Planning the trip felt nebulous, not to mention intimidating. I wasn’t going on vacation. I had a purpose to accomplish in a foreign country I had never before visited, and I was going alone relying largely on the help of strangers. Two thoughts continually went through my mind: It’s all there and I just have to grasp it, and I have no idea what I’m doing. But isn’t journalism about plunging into the unknown?

Practically speaking, most everything worked out very well, even fortuitously. I wanted to tell the story of the family of a seasonal worker who has spent half of his life coming to Teton Valley. The day after I booked my plane ticket, I found out his brother was returning to Mexico a few weeks early and we were on the same flight. Everything from riding to the airport with him to being there when he greeted his pregnant wife at home added to the story.

However, when I arrived in Mexico I was without personal transportation in a very rural area. I was also both guest and journalist to this family who had welcomed me and was willing to tell me their story. While still being a good guest, I had to ask for help, especially getting rides to visit the people I needed to see. At the same time, I encountered an entire world of interesting things and had to consider what would be helpful to my story. Plus, I had to leave time to write; the plan was to send a few stories to my editor while traveling.

Working abroad without an office, away from the action or an editor at her desk to bounce ideas off of, required relying more on my internal sense of what I needed to do (and reminding myself what day of the week it was). I felt uncertain writing articles even as I was still bombarded with the Mexican experience, but I had to trust myself.
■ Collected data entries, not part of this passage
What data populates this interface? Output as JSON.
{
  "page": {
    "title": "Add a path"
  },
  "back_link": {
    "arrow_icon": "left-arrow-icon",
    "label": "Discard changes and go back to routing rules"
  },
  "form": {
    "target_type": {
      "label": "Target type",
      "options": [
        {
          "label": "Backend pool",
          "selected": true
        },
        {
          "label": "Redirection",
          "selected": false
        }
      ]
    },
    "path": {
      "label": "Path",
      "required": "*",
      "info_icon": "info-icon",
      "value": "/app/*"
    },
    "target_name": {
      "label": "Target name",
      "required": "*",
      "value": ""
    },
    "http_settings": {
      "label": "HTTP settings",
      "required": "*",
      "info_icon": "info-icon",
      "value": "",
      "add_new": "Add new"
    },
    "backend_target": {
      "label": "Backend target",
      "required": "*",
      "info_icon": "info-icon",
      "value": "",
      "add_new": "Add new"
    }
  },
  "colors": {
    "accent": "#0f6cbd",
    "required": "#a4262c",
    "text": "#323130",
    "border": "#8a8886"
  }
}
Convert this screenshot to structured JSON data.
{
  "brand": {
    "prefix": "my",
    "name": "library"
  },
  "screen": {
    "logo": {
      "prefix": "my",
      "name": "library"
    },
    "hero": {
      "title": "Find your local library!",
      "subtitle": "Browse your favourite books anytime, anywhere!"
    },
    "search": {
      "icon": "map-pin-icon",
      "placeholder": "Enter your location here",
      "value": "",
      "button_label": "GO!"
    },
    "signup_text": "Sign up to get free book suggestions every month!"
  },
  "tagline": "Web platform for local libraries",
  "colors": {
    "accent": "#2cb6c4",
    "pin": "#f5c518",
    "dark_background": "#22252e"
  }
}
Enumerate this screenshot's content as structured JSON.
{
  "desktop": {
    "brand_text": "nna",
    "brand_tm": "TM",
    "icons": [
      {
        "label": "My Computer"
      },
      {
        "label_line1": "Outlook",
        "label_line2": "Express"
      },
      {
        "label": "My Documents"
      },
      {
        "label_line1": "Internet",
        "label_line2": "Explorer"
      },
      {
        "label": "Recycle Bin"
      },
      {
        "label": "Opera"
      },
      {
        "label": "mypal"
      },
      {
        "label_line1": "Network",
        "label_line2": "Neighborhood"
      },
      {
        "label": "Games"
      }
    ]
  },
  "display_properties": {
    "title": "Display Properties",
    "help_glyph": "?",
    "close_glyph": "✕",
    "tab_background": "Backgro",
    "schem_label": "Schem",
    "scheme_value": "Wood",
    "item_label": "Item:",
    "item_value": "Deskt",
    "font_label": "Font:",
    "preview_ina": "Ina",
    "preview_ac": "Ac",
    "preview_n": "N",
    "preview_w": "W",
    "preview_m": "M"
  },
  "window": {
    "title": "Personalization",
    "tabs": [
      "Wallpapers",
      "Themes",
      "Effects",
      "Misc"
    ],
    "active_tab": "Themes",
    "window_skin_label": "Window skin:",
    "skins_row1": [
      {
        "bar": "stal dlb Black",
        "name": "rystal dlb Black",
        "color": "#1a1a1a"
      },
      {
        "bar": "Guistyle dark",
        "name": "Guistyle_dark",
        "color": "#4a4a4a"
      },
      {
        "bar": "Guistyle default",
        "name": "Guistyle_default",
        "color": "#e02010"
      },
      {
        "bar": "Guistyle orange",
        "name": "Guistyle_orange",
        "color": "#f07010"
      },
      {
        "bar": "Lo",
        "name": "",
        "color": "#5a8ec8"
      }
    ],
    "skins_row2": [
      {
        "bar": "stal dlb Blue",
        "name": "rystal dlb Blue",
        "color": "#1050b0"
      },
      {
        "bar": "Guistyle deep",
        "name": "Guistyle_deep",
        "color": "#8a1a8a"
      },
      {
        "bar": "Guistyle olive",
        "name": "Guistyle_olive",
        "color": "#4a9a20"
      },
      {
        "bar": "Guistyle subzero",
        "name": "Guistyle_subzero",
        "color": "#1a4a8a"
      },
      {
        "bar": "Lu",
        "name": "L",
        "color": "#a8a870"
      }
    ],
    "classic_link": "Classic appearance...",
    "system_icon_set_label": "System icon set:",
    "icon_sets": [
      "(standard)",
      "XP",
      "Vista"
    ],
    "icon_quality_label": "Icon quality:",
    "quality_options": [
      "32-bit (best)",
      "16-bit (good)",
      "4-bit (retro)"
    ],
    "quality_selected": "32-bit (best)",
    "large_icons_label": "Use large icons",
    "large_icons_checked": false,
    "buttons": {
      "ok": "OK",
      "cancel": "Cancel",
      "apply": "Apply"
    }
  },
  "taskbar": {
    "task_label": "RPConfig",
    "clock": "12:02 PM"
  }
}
The second half of my trip took me to a town where I spent over a week. There I had a longer list of people to connect with. The story also became as much about a place as the people in it. The challenge here was tightening the story and continually connecting it back to Idaho to keep it very relevant for the reader in Teton Valley.

Looking back, I can see that I gathered more material than I could use. However, even if a lot of the information in my notes didn’t make it onto the page, by spending so much time with my subjects, I could feel confident I had the story right. Also, the time and energy that goes into traveling alone should not be underestimated.

The project was more than good practice in planning and journalistic judgment. It impressed upon me the notion that the stories of individual experience and how lives are lived are as important to a community as the latest hard news.